European countries have introduced sanctions on Russian following Moscow’s recognition of Donetsk and Luhansk. The move might lead to serious issues for Europeans supply of Gas in the coming months.
No country, including Qatar, has the potential to fill the place of Russia in supplying natural gas to European countries with LNG. Qatari energy minister was referring to a probable slowdown following the disputes between Russia and Ukraine.
Tensions between the two sides rose again today, when Russia dispatched troops to two separatist territories in eastern Ukraine. The policy was adopted after Russia recognized the independence of Donetsk and Luhansk, two breakaway regions from Ukraine, hours earlier.
Following Russian President’s official recognition, Washington and its NATO allies, led by UK and Germany, announced new sanctions on Moscow. The sanctions may have consequences on Russian gas exports to the region.
“Russia (provides) I think 30-40% of the supply to Europe. There is no single country that can replace that kind of volume, there isn’t the capacity to do that from LNG,” Qatari minister asserted regarding the drawbacks of European policies.
Washington has recently engaged Qatar about rerouting gas resources to European countries following an imminent hostility between Russia and Ukraine. The US took the efforts to facilitate imposing sanctions on Russia through the aid of a prominent global LNG producers.
Qatar has is in long-term legal commitments for the majority of its commodities, particularly with Asian clients. “Most of the LNG are tied to long-term contracts and destinations that are very clear. So, to replace that sum of volume that quickly is almost impossible,” Saad al-Kaabi told reporters.
European countries announced their primary sanctions against Russia hours after the latter’s move on Donetsk and Luhansk. It takes days and months to assess the consequences of the hasty policy.
Is Europe Victimized for Donetsk and Luhansk?
Germany halted a new gas pipeline with Russia today and Britain imposed sanctions on institutions in or with affiliation with Moscow. The steps were in response to Moscow’s designation of the two breakaway areas in Ukraine and Putin’s address in which he suggested more aggressive intentions.
Contracts with two Donetsk and Luhansk in Western Russia have been ratified by the Russian parliament.

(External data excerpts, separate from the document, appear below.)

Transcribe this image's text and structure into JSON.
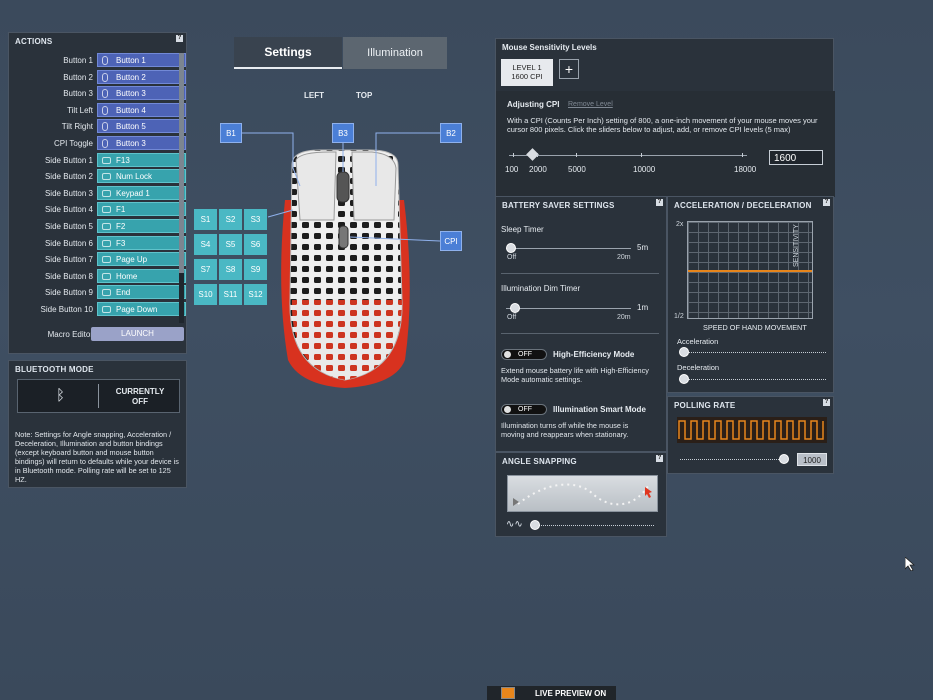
{
  "actions": {
    "title": "ACTIONS",
    "rows": [
      {
        "label": "Button 1",
        "value": "Button 1",
        "type": "mouse"
      },
      {
        "label": "Button 2",
        "value": "Button 2",
        "type": "mouse"
      },
      {
        "label": "Button 3",
        "value": "Button 3",
        "type": "mouse"
      },
      {
        "label": "Tilt Left",
        "value": "Button 4",
        "type": "mouse"
      },
      {
        "label": "Tilt Right",
        "value": "Button 5",
        "type": "mouse"
      },
      {
        "label": "CPI Toggle",
        "value": "Button 3",
        "type": "mouse"
      },
      {
        "label": "Side Button 1",
        "value": "F13",
        "type": "keyboard"
      },
      {
        "label": "Side Button 2",
        "value": "Num Lock",
        "type": "keyboard"
      },
      {
        "label": "Side Button 3",
        "value": "Keypad 1",
        "type": "keyboard"
      },
      {
        "label": "Side Button 4",
        "value": "F1",
        "type": "keyboard"
      },
      {
        "label": "Side Button 5",
        "value": "F2",
        "type": "keyboard"
      },
      {
        "label": "Side Button 6",
        "value": "F3",
        "type": "keyboard"
      },
      {
        "label": "Side Button 7",
        "value": "Page Up",
        "type": "keyboard"
      },
      {
        "label": "Side Button 8",
        "value": "Home",
        "type": "keyboard"
      },
      {
        "label": "Side Button 9",
        "value": "End",
        "type": "keyboard"
      },
      {
        "label": "Side Button 10",
        "value": "Page Down",
        "type": "keyboard"
      }
    ],
    "macro_label": "Macro Editor",
    "launch_label": "LAUNCH"
  },
  "bluetooth": {
    "title": "BLUETOOTH MODE",
    "status_line1": "CURRENTLY",
    "status_line2": "OFF",
    "note": "Note: Settings for Angle snapping, Acceleration / Deceleration, Illumination and button bindings (except keyboard button and mouse button bindings) will return to defaults while your device is in Bluetooth mode. Polling rate will be set to 125 HZ."
  },
  "tabs": {
    "settings": "Settings",
    "illumination": "Illumination"
  },
  "views": {
    "left": "LEFT",
    "top": "TOP"
  },
  "mouse_labels": {
    "b1": "B1",
    "b2": "B2",
    "b3": "B3",
    "cpi": "CPI",
    "side": [
      "S1",
      "S2",
      "S3",
      "S4",
      "S5",
      "S6",
      "S7",
      "S8",
      "S9",
      "S10",
      "S11",
      "S12"
    ]
  },
  "sensitivity": {
    "title": "Mouse Sensitivity Levels",
    "level_line1": "LEVEL 1",
    "level_line2": "1600 CPI",
    "add": "+",
    "adjusting": "Adjusting CPI",
    "remove": "Remove Level",
    "description": "With a CPI (Counts Per Inch) setting of 800, a one-inch movement of your mouse moves your cursor 800 pixels. Click the sliders below to adjust, add, or remove CPI levels (5 max)",
    "ticks": [
      "100",
      "2000",
      "5000",
      "10000",
      "18000"
    ],
    "value": "1600"
  },
  "battery": {
    "title": "BATTERY SAVER SETTINGS",
    "sleep_label": "Sleep Timer",
    "sleep_value": "5m",
    "sleep_min": "Off",
    "sleep_max": "20m",
    "dim_label": "Illumination Dim Timer",
    "dim_value": "1m",
    "dim_min": "Off",
    "dim_max": "20m",
    "he_toggle": "OFF",
    "he_label": "High-Efficiency Mode",
    "he_desc": "Extend mouse battery life with High-Efficiency Mode automatic settings.",
    "ism_toggle": "OFF",
    "ism_label": "Illumination Smart Mode",
    "ism_desc": "Illumination turns off while the mouse is moving and reappears when stationary."
  },
  "accel": {
    "title": "ACCELERATION / DECELERATION",
    "y_top": "2x",
    "y_bottom": "1/2",
    "y_label": "SENSITIVITY",
    "x_label": "SPEED OF HAND MOVEMENT",
    "accel_label": "Acceleration",
    "decel_label": "Deceleration"
  },
  "polling": {
    "title": "POLLING RATE",
    "value": "1000"
  },
  "angle": {
    "title": "ANGLE SNAPPING"
  },
  "bottom": {
    "live_preview": "LIVE PREVIEW ON"
  },
  "help": "?",
  "colors": {
    "blue_bind": "#4d63b6",
    "teal_bind": "#37a3ad",
    "orange": "#e8861c",
    "mouse_red": "#d8321f"
  }
}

It happened just a day after Kremlin declared the independence of these two cities.
The threat of an interruption in energy resources, as well as fears of conflict fueled by tales of military maneuvers in Donetsk, shook global markets. As a result of the developments, oil prices have risen to seven-year high on Tuesday. Moscow is Berlin’s largest LNG provider.
German Chancellor’s decision to freeze the Nord Stream 2 is one of the most powerful actions West could take. Olaf Scholz, nevertheless, might see the consequences of halting the opening of already constructed line. He stated that he has urged the economy ministry to make effective moves to prevent accreditation of the project for the time being.
The German policy does not include old pipelines as it would lead to irreversible damages to the local economy. Imposing sanctions on Moscow, however, might impact the developments and lead to more severe Russian approaches.
Russia, for now, has sent no signals on such steps. “Russia aims to continue uninterrupted supplies, including liquefied natural gas, to the world markets, improve related infrastructure and increase investments in the gas sector,” Moscow said in Qatar gas summit.
For Russia, the restrictive moves on gas supplies would have double contradictory impacts as it would lose large clients. Moscow, by the way, has the potential to push Europe to the ring corner.